Dolly Parton, considerada la reina indiscutida de la música country, falleció este martes 25 de agosto de 2026 en su casa de Nashville, Tennessee, a los 80 años, según confirmó un comunicado de su familia. La artista murió «en paz», rodeada de los suyos.
El anuncio de su sobrino
La noticia se dio a conocer a través de un video publicado en la cuenta de Instagram de la propia artista por su sobrino, Bryan Seaver, hijo de su hermana Cassie Parton. «Hoy estoy representando a las familias Parton y Owens para anunciar el fallecimiento de mi tía», dijo Seaver, quien recordó que Dolly le pidió hace años que fuera él quien diera la noticia. La familia se despidió con un pequeño servicio privado.
De la pobreza en Tennessee a ícono mundial
Parton pasó de una infancia humilde, en las montañas del este de Tennessee, a convertirse en una estrella de Hollywood y en uno de los íconos más queridos de la cultura estadounidense. En una carrera de más de medio siglo, compuso más de 3.000 canciones, publicó 49 álbumes y ganó 11 premios Grammy.

Las canciones que marcaron generaciones
Entre sus mayores éxitos están «Jolene», «I Will Always Love You» —regrabada por Whitney Houston años después—, «9 to 5», himno para trabajadoras de todo el mundo, y «Islands in the Stream», su famoso dueto con Kenny Rogers. También escribió «Coat of Many Colors», una emotiva oda a su madre.
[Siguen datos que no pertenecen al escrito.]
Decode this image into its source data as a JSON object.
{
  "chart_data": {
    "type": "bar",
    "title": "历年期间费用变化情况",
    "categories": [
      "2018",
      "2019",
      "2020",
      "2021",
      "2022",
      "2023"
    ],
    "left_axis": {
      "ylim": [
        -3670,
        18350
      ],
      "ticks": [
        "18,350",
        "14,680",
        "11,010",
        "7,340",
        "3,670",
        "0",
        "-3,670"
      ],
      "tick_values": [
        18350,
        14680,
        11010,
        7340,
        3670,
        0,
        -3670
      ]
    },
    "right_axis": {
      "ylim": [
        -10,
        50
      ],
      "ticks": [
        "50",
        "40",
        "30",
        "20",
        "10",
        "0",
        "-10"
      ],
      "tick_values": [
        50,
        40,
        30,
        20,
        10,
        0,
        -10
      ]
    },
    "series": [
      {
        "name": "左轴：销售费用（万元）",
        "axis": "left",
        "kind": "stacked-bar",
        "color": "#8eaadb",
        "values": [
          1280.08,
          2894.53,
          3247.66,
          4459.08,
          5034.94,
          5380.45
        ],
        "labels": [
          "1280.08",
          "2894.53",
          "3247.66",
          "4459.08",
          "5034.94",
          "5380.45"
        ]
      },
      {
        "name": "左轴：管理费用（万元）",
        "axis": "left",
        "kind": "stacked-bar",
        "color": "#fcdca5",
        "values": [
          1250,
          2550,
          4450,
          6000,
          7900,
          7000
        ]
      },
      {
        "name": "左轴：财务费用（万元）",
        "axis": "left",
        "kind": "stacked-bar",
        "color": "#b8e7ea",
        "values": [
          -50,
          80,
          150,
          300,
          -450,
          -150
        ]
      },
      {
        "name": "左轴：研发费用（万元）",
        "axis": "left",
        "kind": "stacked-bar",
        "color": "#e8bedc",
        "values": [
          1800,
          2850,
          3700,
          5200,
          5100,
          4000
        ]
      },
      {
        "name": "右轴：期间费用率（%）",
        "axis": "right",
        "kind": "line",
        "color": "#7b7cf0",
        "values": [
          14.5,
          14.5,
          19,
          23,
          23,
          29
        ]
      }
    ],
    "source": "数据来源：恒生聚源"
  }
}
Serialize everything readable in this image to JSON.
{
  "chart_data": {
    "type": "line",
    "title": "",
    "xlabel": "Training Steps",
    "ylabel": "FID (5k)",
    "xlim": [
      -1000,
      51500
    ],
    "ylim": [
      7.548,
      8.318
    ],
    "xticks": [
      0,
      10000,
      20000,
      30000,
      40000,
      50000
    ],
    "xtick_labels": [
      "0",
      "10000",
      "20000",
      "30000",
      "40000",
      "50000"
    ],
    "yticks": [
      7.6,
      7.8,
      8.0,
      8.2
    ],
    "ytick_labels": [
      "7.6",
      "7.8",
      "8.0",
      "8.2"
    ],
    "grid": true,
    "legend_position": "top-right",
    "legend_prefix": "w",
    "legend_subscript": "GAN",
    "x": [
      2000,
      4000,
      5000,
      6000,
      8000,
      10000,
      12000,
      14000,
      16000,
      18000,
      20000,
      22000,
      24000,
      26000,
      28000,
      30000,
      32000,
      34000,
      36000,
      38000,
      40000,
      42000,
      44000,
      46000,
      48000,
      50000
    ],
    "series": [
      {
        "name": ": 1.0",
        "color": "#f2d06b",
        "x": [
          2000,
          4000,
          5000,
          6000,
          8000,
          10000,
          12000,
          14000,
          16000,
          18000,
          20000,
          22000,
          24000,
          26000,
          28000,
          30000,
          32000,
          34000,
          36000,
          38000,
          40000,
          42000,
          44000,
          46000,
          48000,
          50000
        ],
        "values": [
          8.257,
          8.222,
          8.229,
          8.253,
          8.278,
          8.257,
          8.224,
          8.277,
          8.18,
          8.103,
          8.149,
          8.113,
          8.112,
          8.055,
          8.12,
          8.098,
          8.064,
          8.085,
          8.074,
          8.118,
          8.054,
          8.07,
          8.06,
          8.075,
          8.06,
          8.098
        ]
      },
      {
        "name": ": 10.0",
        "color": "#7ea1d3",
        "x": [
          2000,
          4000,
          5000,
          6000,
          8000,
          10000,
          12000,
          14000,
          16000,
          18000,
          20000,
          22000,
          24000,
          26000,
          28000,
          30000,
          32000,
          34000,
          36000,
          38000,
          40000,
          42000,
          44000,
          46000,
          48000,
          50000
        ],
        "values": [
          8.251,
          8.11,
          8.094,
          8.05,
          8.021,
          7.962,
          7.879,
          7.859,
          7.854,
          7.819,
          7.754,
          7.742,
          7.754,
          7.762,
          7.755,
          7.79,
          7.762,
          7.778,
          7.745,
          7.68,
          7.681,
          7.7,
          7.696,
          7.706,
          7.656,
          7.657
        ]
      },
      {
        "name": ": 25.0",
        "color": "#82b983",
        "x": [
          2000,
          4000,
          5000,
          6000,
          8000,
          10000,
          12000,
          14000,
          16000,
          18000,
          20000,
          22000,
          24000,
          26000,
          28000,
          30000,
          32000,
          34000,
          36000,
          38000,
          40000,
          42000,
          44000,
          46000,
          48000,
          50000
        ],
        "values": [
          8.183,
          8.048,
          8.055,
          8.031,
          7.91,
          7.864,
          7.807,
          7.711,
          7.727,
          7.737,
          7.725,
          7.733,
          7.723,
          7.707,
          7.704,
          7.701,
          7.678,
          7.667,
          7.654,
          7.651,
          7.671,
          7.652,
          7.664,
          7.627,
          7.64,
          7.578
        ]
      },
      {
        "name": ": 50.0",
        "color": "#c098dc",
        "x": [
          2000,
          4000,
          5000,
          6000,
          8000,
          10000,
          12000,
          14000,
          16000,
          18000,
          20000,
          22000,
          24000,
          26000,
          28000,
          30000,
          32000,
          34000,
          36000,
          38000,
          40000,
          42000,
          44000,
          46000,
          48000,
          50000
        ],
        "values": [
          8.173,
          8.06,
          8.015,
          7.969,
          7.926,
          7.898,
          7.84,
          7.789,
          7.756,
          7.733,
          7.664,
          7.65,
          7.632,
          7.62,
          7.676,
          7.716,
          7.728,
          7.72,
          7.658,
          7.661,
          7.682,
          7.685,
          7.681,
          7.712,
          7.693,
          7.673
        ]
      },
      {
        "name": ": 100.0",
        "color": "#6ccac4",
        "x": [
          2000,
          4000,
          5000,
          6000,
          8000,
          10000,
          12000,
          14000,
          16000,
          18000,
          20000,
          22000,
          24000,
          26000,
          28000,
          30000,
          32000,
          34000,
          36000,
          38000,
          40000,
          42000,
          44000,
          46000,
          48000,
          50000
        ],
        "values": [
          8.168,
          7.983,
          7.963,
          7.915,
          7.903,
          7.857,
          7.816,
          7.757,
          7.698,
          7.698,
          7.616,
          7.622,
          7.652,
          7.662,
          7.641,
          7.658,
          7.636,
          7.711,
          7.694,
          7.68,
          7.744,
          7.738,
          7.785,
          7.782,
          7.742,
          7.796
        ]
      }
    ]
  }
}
Problemas de salud que ya preocupaban
Su muerte llegó meses después de que, en mayo de 2026, cancelara sorpresivamente un espectáculo en Las Vegas, revelando que llevaba varios años en tratamiento por cálculos renales. «Mi sistema inmunológico y digestivo se desequilibraron por completo en los últimos dos o tres años», había explicado entonces, con la esperanza de recuperarse pronto.
Una vida marcada también por el amor y la filantropía
Parton quedó viuda en marzo de 2025, tras la muerte de su esposo Carl Thomas Dean, con quien estuvo casada 60 años. Además de su música, la artista destinó gran parte de su fortuna a causas filantrópicas, fundando un programa de bibliotecas que ha donado más de 300 millones de libros a niños de todo el mundo.